As a way to explain the insanity of that last post, perhaps a narrative timeline is in order.
We could start on Saturday, when Katsu and I spent the whole day in DSP’s pitch-black edit suite, trying by turns to find a way to get our clip reel (that we hope will wrangle a substantial sum from the powers that be so we can continue filming and not be unemployed) out of the AVID and onto a DVD. “How hard can it be?” I quipped, early in the day. “People burn DVDs all the time. No sweat.”
No sweat indeed. Seven hours, my last Ativan, and a spindle of crap transcodes later, we were no nearer to a solution. To work out the residual anxiety from this technological rubix cube, Katsu and I headed to Central Square to see MARS, my friend’s band. I’d planned on making it an early night, since I knew that the upcoming week would be beyond hellish – but instead I decided to eat an oyster and call it dinner then proceed to get shithouse wasted with my husband and my old boss.
Sunday was a hangover of legendary proportions, even for me, and I laid on the couch sipping ginger ale, throwing up ginger ale, and listening to “This American Life” podcasts. Life sucked.
I was still not in fighting shape by Monday, so it was kind of surprising that my insomnia kicked in and kept my head spinning until 8:30am. Or maybe it’s not surprising, actually, given my history.
So Tuesday, I had to get up at 9:15 (that’s a solid 45 minutes of sleep, for those who are counting) to give me ample time to ponder the DVD quandary before Pusser and his editor came in for their graveyard editing shift. Katsu actually stayed home from work to help out, but we still couldn’t come up with a viable solution. At 8pm, during dinner, I had a nuclear-sized freakout, at 10pm we discovered that, for some reason, Nero Vision refused to burn uncompressed audio, or ANY audio for that matter, and at 3am I finally went to bed, where I stared at the ceiling until my alarm went off three hours later. Our deadline to deliver the DVDs was 5pm Wednesday, and, to put it bluntly, I was a fucking wreck.

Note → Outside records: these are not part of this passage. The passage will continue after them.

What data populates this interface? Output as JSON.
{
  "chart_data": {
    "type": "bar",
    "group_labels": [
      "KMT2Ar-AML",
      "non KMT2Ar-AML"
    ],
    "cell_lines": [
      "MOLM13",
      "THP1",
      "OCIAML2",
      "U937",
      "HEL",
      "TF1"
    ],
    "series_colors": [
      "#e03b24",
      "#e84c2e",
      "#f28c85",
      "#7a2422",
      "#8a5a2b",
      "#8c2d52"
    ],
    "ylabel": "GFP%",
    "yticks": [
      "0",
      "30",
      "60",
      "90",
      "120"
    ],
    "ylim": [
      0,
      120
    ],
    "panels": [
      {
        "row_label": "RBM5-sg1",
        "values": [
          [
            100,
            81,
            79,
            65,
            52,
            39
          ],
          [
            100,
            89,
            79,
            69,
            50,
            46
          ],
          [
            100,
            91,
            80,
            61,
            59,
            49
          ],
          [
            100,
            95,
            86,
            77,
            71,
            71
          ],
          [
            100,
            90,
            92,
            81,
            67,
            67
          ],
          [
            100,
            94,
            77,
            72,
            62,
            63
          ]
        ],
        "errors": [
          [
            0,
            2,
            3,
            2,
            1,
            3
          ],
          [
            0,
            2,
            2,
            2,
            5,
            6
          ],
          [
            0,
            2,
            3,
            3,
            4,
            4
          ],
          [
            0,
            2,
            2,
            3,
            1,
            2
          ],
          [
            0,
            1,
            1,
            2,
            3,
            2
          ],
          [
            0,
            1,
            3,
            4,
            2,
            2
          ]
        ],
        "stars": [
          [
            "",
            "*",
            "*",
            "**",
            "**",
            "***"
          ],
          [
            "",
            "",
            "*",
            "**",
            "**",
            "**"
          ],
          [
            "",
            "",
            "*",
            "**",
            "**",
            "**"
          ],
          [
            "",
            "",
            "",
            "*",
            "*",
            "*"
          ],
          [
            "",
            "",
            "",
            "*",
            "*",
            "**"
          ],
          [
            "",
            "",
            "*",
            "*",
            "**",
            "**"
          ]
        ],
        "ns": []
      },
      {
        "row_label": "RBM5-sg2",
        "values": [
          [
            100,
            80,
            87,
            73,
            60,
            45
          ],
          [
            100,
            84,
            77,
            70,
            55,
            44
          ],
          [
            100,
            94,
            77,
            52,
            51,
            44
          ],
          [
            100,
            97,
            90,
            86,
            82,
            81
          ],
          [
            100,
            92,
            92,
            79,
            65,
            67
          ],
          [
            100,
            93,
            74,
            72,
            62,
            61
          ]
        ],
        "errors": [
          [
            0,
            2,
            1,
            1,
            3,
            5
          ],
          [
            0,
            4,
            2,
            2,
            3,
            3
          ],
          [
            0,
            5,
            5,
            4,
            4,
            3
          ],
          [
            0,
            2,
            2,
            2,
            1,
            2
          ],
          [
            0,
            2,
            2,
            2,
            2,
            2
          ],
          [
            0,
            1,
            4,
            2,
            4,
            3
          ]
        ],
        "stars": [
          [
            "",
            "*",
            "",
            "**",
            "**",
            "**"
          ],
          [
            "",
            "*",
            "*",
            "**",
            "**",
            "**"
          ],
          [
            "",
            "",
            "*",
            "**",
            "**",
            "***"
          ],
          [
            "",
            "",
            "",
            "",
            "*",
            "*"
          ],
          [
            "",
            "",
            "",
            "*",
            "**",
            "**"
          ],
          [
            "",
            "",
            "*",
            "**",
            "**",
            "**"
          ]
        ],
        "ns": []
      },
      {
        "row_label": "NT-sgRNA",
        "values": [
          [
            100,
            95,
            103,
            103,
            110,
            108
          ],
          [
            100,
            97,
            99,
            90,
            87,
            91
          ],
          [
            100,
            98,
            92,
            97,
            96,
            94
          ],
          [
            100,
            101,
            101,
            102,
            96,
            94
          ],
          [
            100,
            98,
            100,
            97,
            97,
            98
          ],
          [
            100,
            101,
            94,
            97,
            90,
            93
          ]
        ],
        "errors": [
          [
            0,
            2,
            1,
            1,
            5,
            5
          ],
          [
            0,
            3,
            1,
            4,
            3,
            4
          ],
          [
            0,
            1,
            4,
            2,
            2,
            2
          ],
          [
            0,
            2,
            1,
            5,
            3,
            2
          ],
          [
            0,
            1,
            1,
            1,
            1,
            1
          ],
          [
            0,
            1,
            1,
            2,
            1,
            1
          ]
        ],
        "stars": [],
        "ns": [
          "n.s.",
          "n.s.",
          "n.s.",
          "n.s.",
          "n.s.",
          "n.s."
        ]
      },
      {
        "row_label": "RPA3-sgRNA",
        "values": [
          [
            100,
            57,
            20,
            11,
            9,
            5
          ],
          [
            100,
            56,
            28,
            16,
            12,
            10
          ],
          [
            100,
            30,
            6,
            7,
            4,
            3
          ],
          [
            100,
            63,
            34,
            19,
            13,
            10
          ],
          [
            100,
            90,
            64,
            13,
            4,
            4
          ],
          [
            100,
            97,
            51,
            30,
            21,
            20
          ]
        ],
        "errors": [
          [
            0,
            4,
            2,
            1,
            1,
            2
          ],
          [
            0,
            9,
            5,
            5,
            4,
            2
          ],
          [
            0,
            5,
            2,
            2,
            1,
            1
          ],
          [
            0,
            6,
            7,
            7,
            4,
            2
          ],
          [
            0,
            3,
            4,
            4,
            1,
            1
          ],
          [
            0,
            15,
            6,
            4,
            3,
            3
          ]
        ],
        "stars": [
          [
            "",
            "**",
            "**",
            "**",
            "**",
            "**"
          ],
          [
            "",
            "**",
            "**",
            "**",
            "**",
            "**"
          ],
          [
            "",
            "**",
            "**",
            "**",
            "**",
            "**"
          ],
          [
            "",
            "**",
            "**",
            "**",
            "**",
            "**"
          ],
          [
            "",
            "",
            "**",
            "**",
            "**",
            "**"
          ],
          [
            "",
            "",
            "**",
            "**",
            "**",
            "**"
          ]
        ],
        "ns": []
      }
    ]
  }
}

My plan: get to work by 7am, export the whole timeline, transfer the resulting file to an external drive, go home, burn the DVDs on a system that WORKS, and then drink this bottle of champagne I’ve been saving since my birthday for just such an occasion.
The reality: Pusser & co didn’t finish editing until sometime near noon, so I spent 5 brain-dead hours finishing up our grant letter and sitting around with my thumb up my ass. The file I finally exported from AVID took an hour to generate, was almost 80gigs, and, when I started the transfer, estimated time to completion was three hours (THREE HOURS!). While watching the status bar on the transfer creep slowly towards “done”, I frantically tried other in-house options in an effort to create a usable disc. We have no internet at the office, so I couldn’t do online problem-solving, and my phone spent the afternoon hours languishing on the edge of battery doom, so I couldn’t call all my tech-savvy friends for advice. I was exhausted, hungry, and utterly alone, with an impossible deadline and no communication with the outside world. Pretty sweet.
I had to call our executive producer at 4 and let him know that we wouldn’t be delivering those DVDs on time after all, and between the trip back to Eastie, the offload from the external drive, and the import into DVD Studio, I didn’t have a burned disc until almost 9:30pm. And, when we watched it, I noticed a small video glitch in the last scene, which forced me to drive BACK to work to see if the problem had an easy fix. The answer, of course, was “no”, so I got home at midnight, burned the 6 extra copies I needed for our funders, and passed. the fuck. out.
The champagne had to wait until Thursday. I feel like it was well-deserved.